The Villa Bill

When paying your fair share becomes paying someone else’s too.

Valencia del Sol is a beautiful community filled with good people. That’s exactly why this issue matters.

Twin Villa homeowners are not asking for special treatment. We are asking for fairness, transparency, and consistency with the financial structure homeowners purchased into.

This Wasn’t Just Another HOA Increase

Most homeowners understand assessments rise over time. Twin Villa homeowners have seen yearly increases too.

But the 2026 budget did something fundamentally different.

This was not simply inflation, rising maintenance costs, or a community-wide increase shared equally.

The issue isn’t that assessments went up.

The issue is WHO they went up for.

The result?

Twin Villa homeowners now pay more and Single Family homeowners pay slightly less.

And no one really benefited. That’s the heart of the issue.

This wasn’t shared sacrifice.

It was shifted sacrifice.

The Core Fairness Question

Imagine going to dinner with friends. You order modestly, and they order extras — appetizers, drinks, dessert.

When the bill comes, someone says, “Let’s just split it evenly. It’s easier that way.”

That’s what the Villas are experiencing.

Most people would immediately understand why that feels unfair.

Why Many Villa Owners Believe This Is Unfair

Twin Villas are not the same as the larger detached homes throughout Valencia del Sol.

  • Villa lots are generally smaller.
  • Twin Villas share a wall, which means landscaping exists on three sides instead of four.
  • Villa owners cannot install pools.
  • Villa owners cannot fence their yards.

In simple terms:

Smaller lots and shared walls generally mean less landscaping area per home.

For years, the budget reflected those differences by separating Twin Villa landscaping costs from Single Family landscaping costs.

Then that changed.

Under the 2026 budget, all landscaping costs were moved into the general landscaping category.

The result is that Twin Villa owners with smaller lots and smaller landscaping burdens are now paying more. Nothing else changed. Landscaping didn’t improve. Accounting didn’t become less expensive. 

That’s why many homeowners believe this issue is fundamentally unfair.

What The Board Appears To Be Arguing

The Board has confirmed its position: because certain landscaping-related expenses were not specifically listed in the governing documents the same way as some other Twin Villa expenses, the Board has broad authority to reclassify those costs through the budgeting process.

We understand that argument and disagree.

This issue goes far beyond ordinary budgeting discretion.

For years, the structure was clear in practice.
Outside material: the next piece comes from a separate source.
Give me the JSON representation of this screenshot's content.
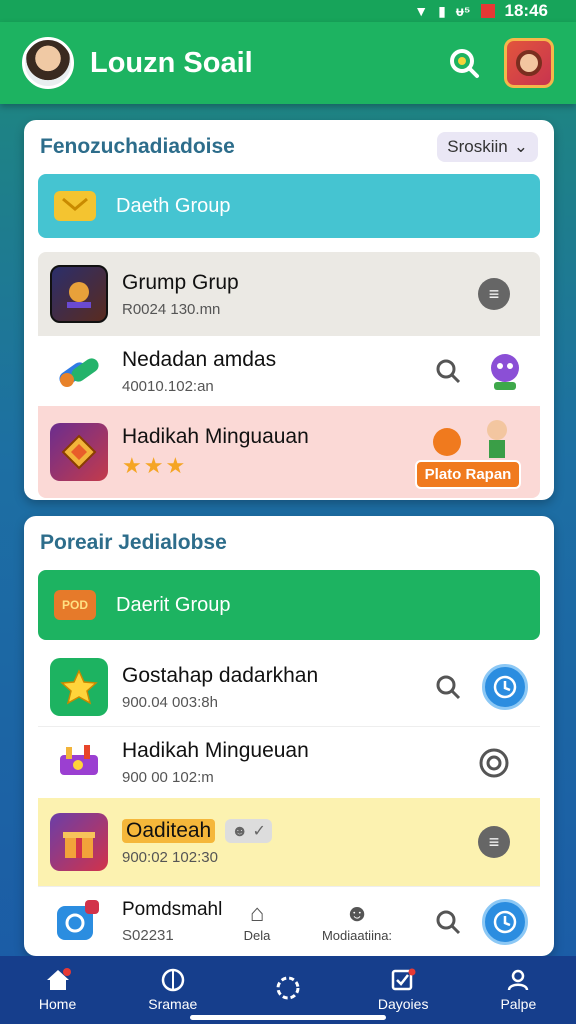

The budgets, assessment structure, and the community’s historical practice treated these costs as expenses associated with the Twin Villas.

Homeowners purchased homes relying on that structure.

Then, through the annual budget process, the financial burden shifted.

A Simple Principle

If the Board truly believes this is the correct long-term way to allocate these costs, then it should openly make that case to homeowners, explain why the burden shift is justified, and properly amend the governing documents.

If this is the right long-term structure, why not let homeowners vote on it?

That’s the issue. Not secrecy. Not hostility. Not division. Fairness.

Why This Matters Beyond The Twin Villas

Today, this affects Twin Villa homeowners.

Tomorrow, it could affect another section of the community.

This issue is bigger than landscaping. It’s about whether homeowners can rely on the governing documents, the financial structure, and years of historical budgeting practices.

The Board didn’t just raise assessments. It redistributed them.

Review The Documents Yourself

We encourage every homeowner to review the materials directly. Transparency matters.

Governing Document Excerpts

Relevant provisions regarding assessments, Twin Villa assessments, and Board authority.

View PDF →

Legal Opinion Letter

Once available, this section will contain legal opinion letter(s).

Coming Soon →

 

Historical Budget Comparisons

Shows consistent Twin Villa expense allocation from 2019–2025, including after GL Homes turnover.

View PDF

Frequently Asked Questions

A plain-English explanation of the issue, the Board’s likely argument, and the homeowners’ fairness concern.

Read More →

 

This Is Not About Fighting Neighbors

Single Family homeowners are not the enemy. Most homeowners likely had no idea how the budget restructuring affected the Twin Villas.

This issue is about governance and fairness.

A Little Humor. A Serious Issue.

Sometimes a meme explains a complicated issue faster than a spreadsheet.

That’s why this site uses humor and satire.

But behind the jokes is a serious question:

Is it okay for the Board to raise assessments on one homeowner group while lowering them on another with no benefit to the community?

Many Twin Villa homeowners believe the answer is no.

What You Can Do

Read the documents.
Ask questions.
Talk to your neighbors respectfully.
Encourage transparency.
Encourage fairness.

Final Thought

Valencia del Sol is strongest when homeowners believe the rules mean what they say, major financial changes happen transparently, and fairness applies equally to everyone.

One community should not mean one group pays someone else’s share.